Who Needs Reliability When Your Consumers are Addicted?

Twitter logo Lately Twitter’s database crashed. They occasionally have to turn off features for technical reasons. Sometimes they’re down and they don’t even know why (having been a sys admin I feel their pain). It seems they’ve picked a service with a a hard technical problem: scaling a web messaging system. And it’s reached the point of parody.

Do Twitterers complain? Sure. But they keep using it. They even send the Twitter staff pizzas.
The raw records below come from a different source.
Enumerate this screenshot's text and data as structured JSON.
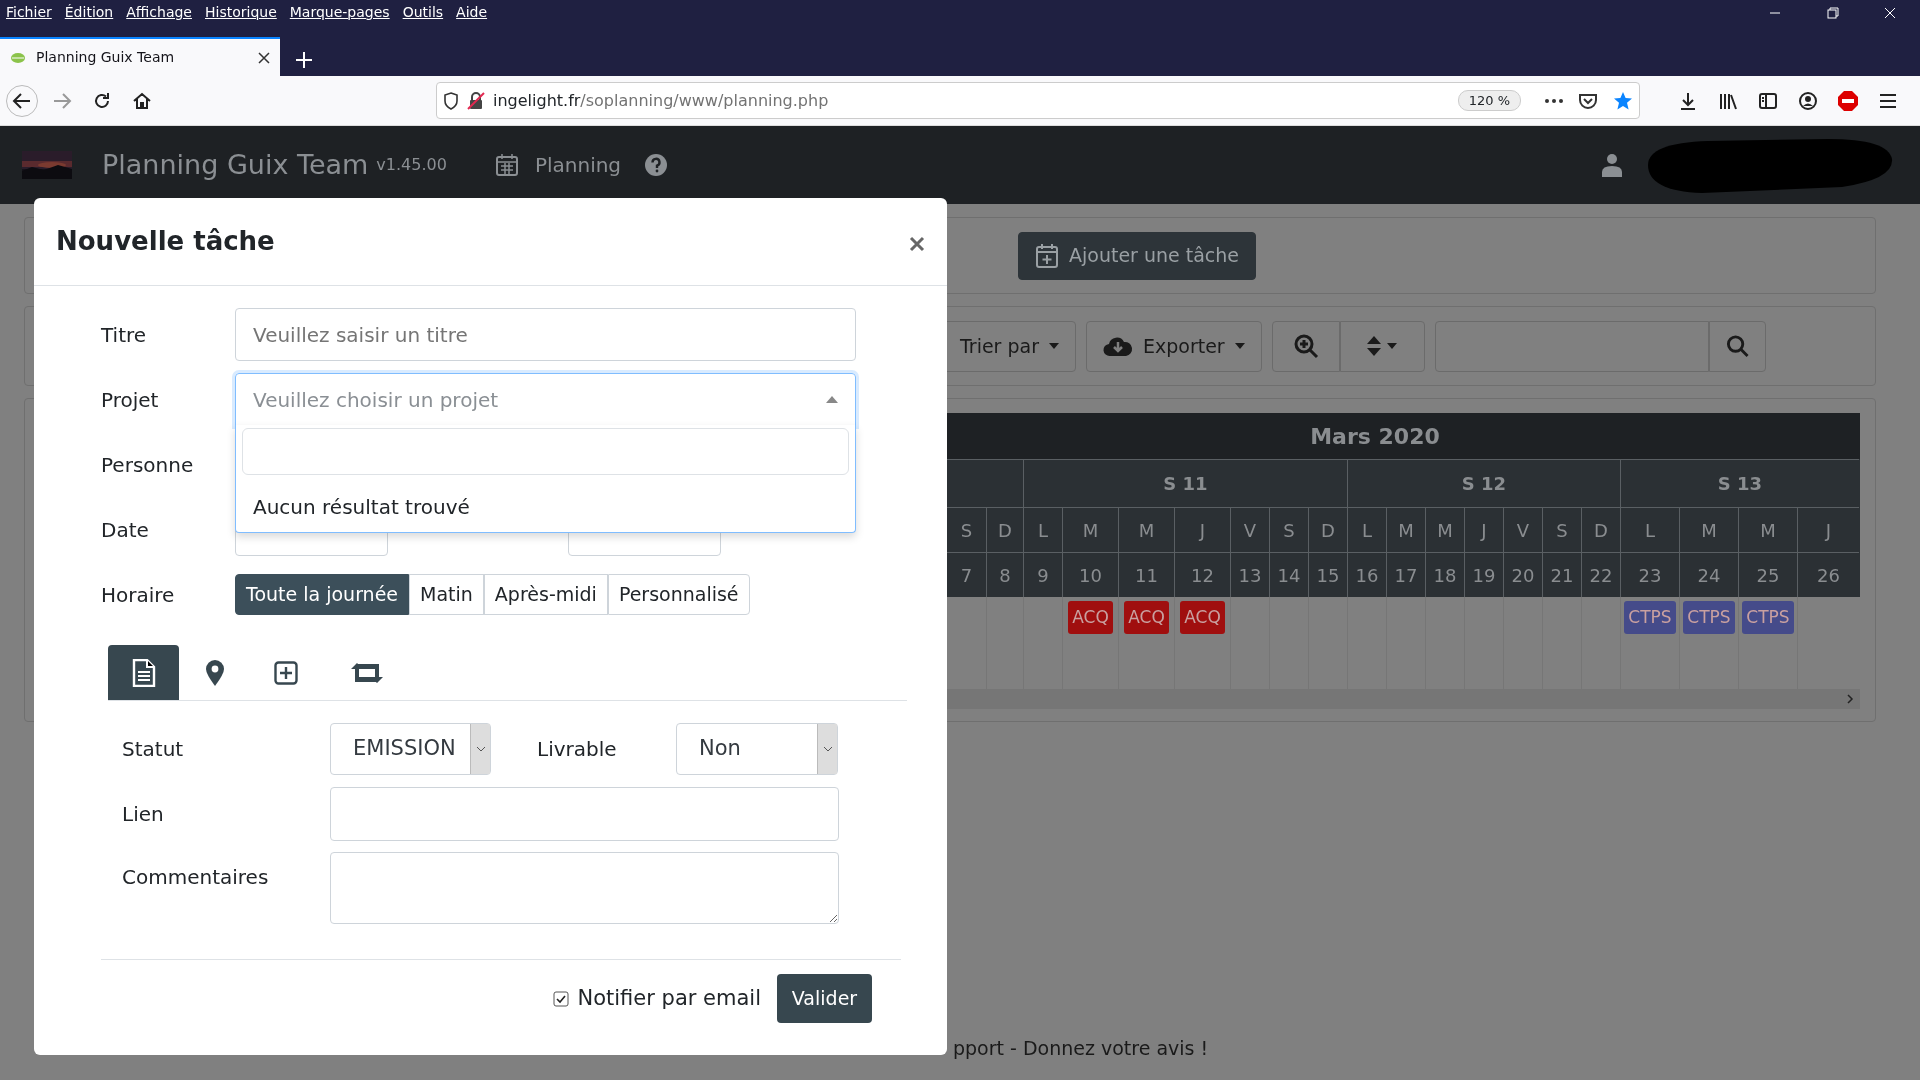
{
  "browser": {
    "menu": [
      "Fichier",
      "Édition",
      "Affichage",
      "Historique",
      "Marque-pages",
      "Outils",
      "Aide"
    ],
    "tab": {
      "title": "Planning Guix Team"
    },
    "url": {
      "host": "ingelight.fr",
      "path": "/soplanning/www/planning.php",
      "zoom": "120 %",
      "bookmarked": true
    }
  },
  "app_navbar": {
    "brand": "Planning Guix Team",
    "version": "v1.45.00",
    "menu": "Planning"
  },
  "toolbar": {
    "add_button": "Ajouter une tâche",
    "sort_button": "Trier par",
    "export_button": "Exporter"
  },
  "calendar": {
    "month": "Mars 2020",
    "weeks": [
      {
        "days": [
          {
            "letter": "S",
            "number": "7"
          },
          {
            "letter": "D",
            "number": "8"
          }
        ]
      },
      {
        "label": "S 11",
        "days": [
          {
            "letter": "L",
            "number": "9"
          },
          {
            "letter": "M",
            "number": "10",
            "event": {
              "code": "ACQ",
              "color": "#a00f0f"
            }
          },
          {
            "letter": "M",
            "number": "11",
            "event": {
              "code": "ACQ",
              "color": "#a00f0f"
            }
          },
          {
            "letter": "J",
            "number": "12",
            "event": {
              "code": "ACQ",
              "color": "#a00f0f"
            }
          },
          {
            "letter": "V",
            "number": "13"
          },
          {
            "letter": "S",
            "number": "14"
          },
          {
            "letter": "D",
            "number": "15"
          }
        ]
      },
      {
        "label": "S 12",
        "days": [
          {
            "letter": "L",
            "number": "16"
          },
          {
            "letter": "M",
            "number": "17"
          },
          {
            "letter": "M",
            "number": "18"
          },
          {
            "letter": "J",
            "number": "19"
          },
          {
            "letter": "V",
            "number": "20"
          },
          {
            "letter": "S",
            "number": "21"
          },
          {
            "letter": "D",
            "number": "22"
          }
        ]
      },
      {
        "label": "S 13",
        "days": [
          {
            "letter": "L",
            "number": "23",
            "event": {
              "code": "CTPS",
              "color": "#454b8a"
            }
          },
          {
            "letter": "M",
            "number": "24",
            "event": {
              "code": "CTPS",
              "color": "#454b8a"
            }
          },
          {
            "letter": "M",
            "number": "25",
            "event": {
              "code": "CTPS",
              "color": "#454b8a"
            }
          },
          {
            "letter": "J",
            "number": "26"
          }
        ]
      }
    ]
  },
  "footer_text": "pport - Donnez votre avis !",
  "modal": {
    "title": "Nouvelle tâche",
    "titre": {
      "label": "Titre",
      "placeholder": "Veuillez saisir un titre"
    },
    "projet": {
      "label": "Projet",
      "placeholder": "Veuillez choisir un projet",
      "expanded": true,
      "no_results": "Aucun résultat trouvé"
    },
    "personne": {
      "label": "Personne"
    },
    "date": {
      "label": "Date"
    },
    "horaire": {
      "label": "Horaire",
      "options": [
        {
          "label": "Toute la journée",
          "selected": true
        },
        {
          "label": "Matin",
          "selected": false
        },
        {
          "label": "Après-midi",
          "selected": false
        },
        {
          "label": "Personnalisé",
          "selected": false
        }
      ]
    },
    "tabs": [
      {
        "kind": "document",
        "selected": true
      },
      {
        "kind": "location",
        "selected": false
      },
      {
        "kind": "add",
        "selected": false
      },
      {
        "kind": "repeat",
        "selected": false
      }
    ],
    "statut": {
      "label": "Statut",
      "value": "EMISSION"
    },
    "livrable": {
      "label": "Livrable",
      "value": "Non"
    },
    "lien": {
      "label": "Lien"
    },
    "commentaires": {
      "label": "Commentaires"
    },
    "notify": {
      "label": "Notifier par email",
      "checked": true
    },
    "submit": "Valider"
  }
}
Considering we don’t actually need Twitter and could easily go back to life without it, the devotion of Twitterers is amazing. But I realize this is nothing new for Evan Williams, the founder. In the early days of Blogger there were also massive technical problems. As an early Blogger I remember them devoting weekends to keeping the service up as I sent in my donation to keep them going.
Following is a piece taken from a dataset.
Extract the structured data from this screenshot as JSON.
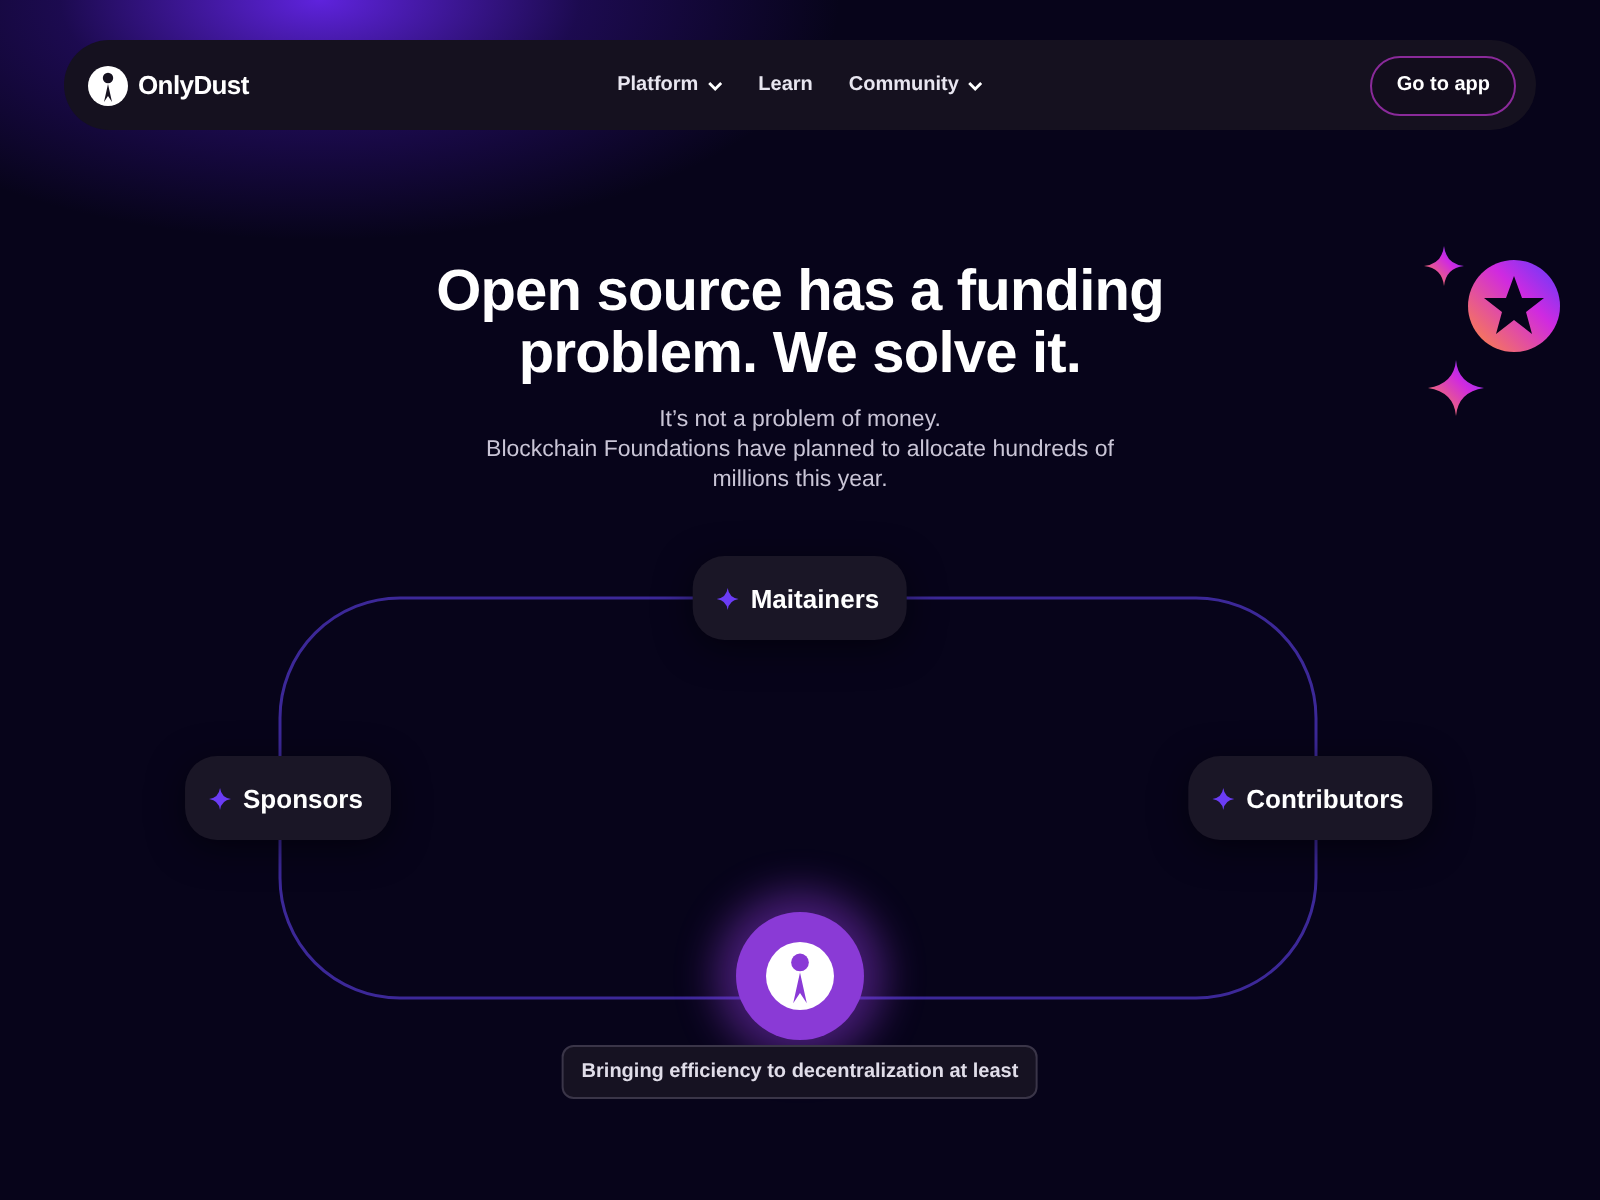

This approach feels like a key variation on the beta launch approach: if the app is addictive enough, consumers will hang on and tolerate downtime. So launching a good idea even earlier than the usual beta may pay off despite technical pain later on (e.g. Blogger survived nicely). For many product development and IT managers, launching betas is radical enough, launching unscalable betas will be a tough lesson to absorb.
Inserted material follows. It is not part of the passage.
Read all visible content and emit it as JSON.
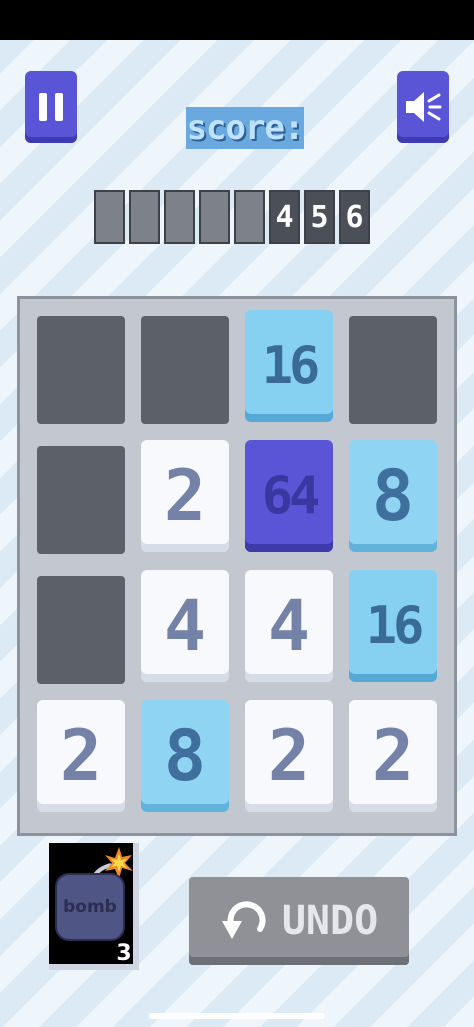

p.s. check out their nifty over capacity page…


  1. What’s most interesting about the technology and platform to me is that it’s text+a small picture, and appears to create a flow state.

  2. Victor.. somehow missed this…….. your statement “Considering we don’t actually need Twitter and could easily go back to life without it, the devotion of Twitterers is amazing. ” could mean “I don’t need twitter but other people seem to feel it meets an unmet and unarticulated need” which means there is something seductive about it … so it will continue to gain momentum….
    Another way of looking at the risk of a new concept is also to look at the cost of another iteration of modelling/making it tangible to share with interested parties (possible lead users) and getting feedback for understanding the opportunity (prototype’s validity) rather than putting a value on it.. at some stage we can embark on testing for viability.
    So at an early stage we can explore for validity (= someone, a possible user, likes it)… then as costs begin to mount we can move towards testing for viability (we can produce it at a price that makes it of value for all parties). Managing risk in this way allows for simple techniques that are based on the opportunity and cost of offering that opportunity to the next stage.